Coverage Expansion for Individuals With Behavioral Health Needs

Select states also use Section 1115 authority to extend either limited or full Medicaid coverage to adults and children with SED, SMI or SUD who are otherwise ineligible for Medicaid. For example, Rhode Island uses its 1115 demonstration to expand Medicaid eligibility to children with SED who require treatment in a psychiatric residential treatment facility and do not meet income requirements for Social Security Income. The state also provides a limited benefit package to uninsured adults with incomes from 133–200 percent of the federal poverty level who have a mental illness or SUD.

Looking Ahead

As the first state-focused IMD demonstrations come up for renewal and more than 60 percent of states gain experience operating these demonstrations, federal and state governments have an opportunity to take stock of these demonstrations. Key questions to watch in the months ahead include:

  • How effective have SUD demonstrations been at increasing SUD treatment and leading to reductions in overdose deaths?
  • Will CMS accelerate approval of SMI waivers?
  • What pressures may emerge for additional protections against over-institutionalized care as more states begin to seek such waivers?
  • What efforts will be made to integrate MH and SUD treatment via Section 1115 demonstrations?
  • Will states integrate child-focused BH reforms into these waivers that have long focused on adults with BH needs?
  • How will CMS bring its strong focus on equity into these waivers going forward?

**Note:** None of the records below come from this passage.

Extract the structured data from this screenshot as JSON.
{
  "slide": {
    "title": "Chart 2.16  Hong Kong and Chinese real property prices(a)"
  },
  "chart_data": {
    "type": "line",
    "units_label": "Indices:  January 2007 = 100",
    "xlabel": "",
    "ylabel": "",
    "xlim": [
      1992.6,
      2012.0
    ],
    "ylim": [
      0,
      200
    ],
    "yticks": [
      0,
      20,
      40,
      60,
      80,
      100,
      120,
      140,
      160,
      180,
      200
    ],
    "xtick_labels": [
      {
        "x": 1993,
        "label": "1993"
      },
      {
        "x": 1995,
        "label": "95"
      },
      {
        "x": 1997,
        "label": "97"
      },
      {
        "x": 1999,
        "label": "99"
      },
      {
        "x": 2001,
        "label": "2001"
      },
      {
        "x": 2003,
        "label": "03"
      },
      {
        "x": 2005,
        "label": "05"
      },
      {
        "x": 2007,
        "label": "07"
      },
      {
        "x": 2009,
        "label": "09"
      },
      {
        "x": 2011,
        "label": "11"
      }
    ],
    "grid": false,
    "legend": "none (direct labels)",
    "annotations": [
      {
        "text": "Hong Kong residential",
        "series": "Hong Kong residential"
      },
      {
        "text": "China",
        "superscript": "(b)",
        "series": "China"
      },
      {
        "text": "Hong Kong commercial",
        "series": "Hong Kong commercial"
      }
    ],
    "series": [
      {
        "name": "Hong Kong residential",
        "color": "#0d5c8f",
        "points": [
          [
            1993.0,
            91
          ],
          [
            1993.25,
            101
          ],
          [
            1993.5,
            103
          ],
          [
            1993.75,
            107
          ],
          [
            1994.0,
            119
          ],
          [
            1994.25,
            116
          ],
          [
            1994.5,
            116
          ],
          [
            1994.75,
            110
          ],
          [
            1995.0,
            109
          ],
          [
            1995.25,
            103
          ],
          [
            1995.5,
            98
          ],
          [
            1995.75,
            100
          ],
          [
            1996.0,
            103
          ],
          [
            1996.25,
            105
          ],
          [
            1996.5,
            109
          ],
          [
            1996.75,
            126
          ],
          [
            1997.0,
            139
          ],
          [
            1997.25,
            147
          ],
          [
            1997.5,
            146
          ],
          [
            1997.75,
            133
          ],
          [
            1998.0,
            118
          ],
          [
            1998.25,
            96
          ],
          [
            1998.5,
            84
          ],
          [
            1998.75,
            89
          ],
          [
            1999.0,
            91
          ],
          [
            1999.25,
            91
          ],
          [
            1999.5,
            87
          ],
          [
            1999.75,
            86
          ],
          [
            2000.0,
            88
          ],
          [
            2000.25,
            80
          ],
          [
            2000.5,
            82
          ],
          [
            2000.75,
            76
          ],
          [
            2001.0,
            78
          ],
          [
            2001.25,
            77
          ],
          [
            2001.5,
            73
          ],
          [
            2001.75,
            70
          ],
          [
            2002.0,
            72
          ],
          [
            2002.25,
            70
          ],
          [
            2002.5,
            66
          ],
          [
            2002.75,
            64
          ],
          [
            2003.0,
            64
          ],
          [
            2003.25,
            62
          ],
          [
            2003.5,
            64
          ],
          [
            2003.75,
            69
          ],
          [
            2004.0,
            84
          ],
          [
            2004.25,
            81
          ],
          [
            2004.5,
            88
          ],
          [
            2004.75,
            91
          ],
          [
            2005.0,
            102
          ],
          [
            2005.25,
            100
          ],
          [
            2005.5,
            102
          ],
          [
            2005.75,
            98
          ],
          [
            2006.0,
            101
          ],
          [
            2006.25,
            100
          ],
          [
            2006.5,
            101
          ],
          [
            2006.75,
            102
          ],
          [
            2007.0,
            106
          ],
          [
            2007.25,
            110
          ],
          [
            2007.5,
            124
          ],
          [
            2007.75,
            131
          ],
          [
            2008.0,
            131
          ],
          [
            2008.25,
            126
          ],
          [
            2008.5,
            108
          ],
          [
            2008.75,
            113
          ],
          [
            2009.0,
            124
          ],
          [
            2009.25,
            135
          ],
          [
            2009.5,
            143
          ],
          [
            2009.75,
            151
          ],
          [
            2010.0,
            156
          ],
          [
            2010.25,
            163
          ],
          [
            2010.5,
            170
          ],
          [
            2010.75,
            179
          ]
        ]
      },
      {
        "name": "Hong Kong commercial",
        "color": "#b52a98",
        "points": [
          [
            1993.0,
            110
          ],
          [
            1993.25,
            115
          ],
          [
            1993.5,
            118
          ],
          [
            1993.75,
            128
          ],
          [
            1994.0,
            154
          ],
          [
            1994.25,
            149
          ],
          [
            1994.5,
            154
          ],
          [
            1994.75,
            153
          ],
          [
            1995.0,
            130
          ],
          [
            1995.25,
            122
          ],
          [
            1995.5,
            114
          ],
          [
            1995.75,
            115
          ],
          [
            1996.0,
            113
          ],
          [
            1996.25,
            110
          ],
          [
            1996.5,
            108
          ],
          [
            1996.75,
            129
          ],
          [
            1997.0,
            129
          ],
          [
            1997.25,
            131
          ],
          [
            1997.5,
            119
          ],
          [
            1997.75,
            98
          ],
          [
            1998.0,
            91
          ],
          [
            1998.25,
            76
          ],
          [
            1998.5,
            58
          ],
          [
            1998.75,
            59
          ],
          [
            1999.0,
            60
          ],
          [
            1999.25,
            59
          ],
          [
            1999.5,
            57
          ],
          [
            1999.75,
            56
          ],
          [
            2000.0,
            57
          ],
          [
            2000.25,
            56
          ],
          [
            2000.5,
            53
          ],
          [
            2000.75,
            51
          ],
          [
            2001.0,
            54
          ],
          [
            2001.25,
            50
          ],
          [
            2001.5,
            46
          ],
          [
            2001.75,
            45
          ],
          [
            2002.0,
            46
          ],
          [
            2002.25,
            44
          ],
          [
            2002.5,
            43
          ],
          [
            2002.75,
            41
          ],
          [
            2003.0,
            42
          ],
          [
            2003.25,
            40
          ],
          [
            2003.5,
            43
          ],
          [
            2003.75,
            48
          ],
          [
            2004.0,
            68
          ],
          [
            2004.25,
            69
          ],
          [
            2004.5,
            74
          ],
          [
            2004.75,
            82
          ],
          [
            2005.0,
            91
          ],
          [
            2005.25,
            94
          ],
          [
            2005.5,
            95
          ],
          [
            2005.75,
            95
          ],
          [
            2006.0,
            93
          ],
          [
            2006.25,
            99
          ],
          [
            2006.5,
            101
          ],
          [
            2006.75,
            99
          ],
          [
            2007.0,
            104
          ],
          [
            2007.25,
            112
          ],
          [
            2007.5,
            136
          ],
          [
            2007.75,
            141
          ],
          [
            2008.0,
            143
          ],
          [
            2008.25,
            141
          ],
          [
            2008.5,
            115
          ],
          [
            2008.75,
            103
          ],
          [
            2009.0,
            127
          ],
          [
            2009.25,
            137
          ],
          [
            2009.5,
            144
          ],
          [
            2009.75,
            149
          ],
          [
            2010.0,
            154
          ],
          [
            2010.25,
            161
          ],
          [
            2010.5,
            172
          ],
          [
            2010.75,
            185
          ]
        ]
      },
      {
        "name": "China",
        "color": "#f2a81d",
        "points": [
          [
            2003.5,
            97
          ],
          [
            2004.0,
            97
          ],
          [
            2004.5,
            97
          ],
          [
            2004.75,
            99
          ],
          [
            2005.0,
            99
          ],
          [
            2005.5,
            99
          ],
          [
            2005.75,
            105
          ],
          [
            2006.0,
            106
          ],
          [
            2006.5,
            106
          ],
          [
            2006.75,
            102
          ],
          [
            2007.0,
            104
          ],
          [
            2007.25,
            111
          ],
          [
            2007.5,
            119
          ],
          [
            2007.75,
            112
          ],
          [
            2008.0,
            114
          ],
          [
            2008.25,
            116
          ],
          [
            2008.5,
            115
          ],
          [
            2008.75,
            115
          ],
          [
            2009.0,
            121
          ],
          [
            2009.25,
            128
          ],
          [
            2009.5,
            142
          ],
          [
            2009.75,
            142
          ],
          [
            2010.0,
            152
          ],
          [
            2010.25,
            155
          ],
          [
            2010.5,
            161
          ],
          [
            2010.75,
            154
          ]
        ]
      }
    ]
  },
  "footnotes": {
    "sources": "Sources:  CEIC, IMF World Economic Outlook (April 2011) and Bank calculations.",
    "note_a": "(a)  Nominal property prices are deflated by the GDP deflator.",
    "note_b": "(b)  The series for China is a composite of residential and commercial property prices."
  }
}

As BH care needs among Americans change, it is essential that CMS and state Medicaid agencies remain nimble and innovative.


1 States may not claim Medicaid matching funds for any part of an IMD stay for mental health that exceeds 60 days.

2 The ARP Act enacted on March 11, 2021, establishes a state option to provide community mobile crisis intervention services for a five-year period beginning in April 2022. As an incentive to state adoption, the law provides for an 85 percent enhanced federal matching rate for qualifying services for the first three years of state coverage.

3 Thirteen states originally had DSRIP waivers with 12 approved by the Obama Administration and one—Washington—approved by the Trump Administration in 2017.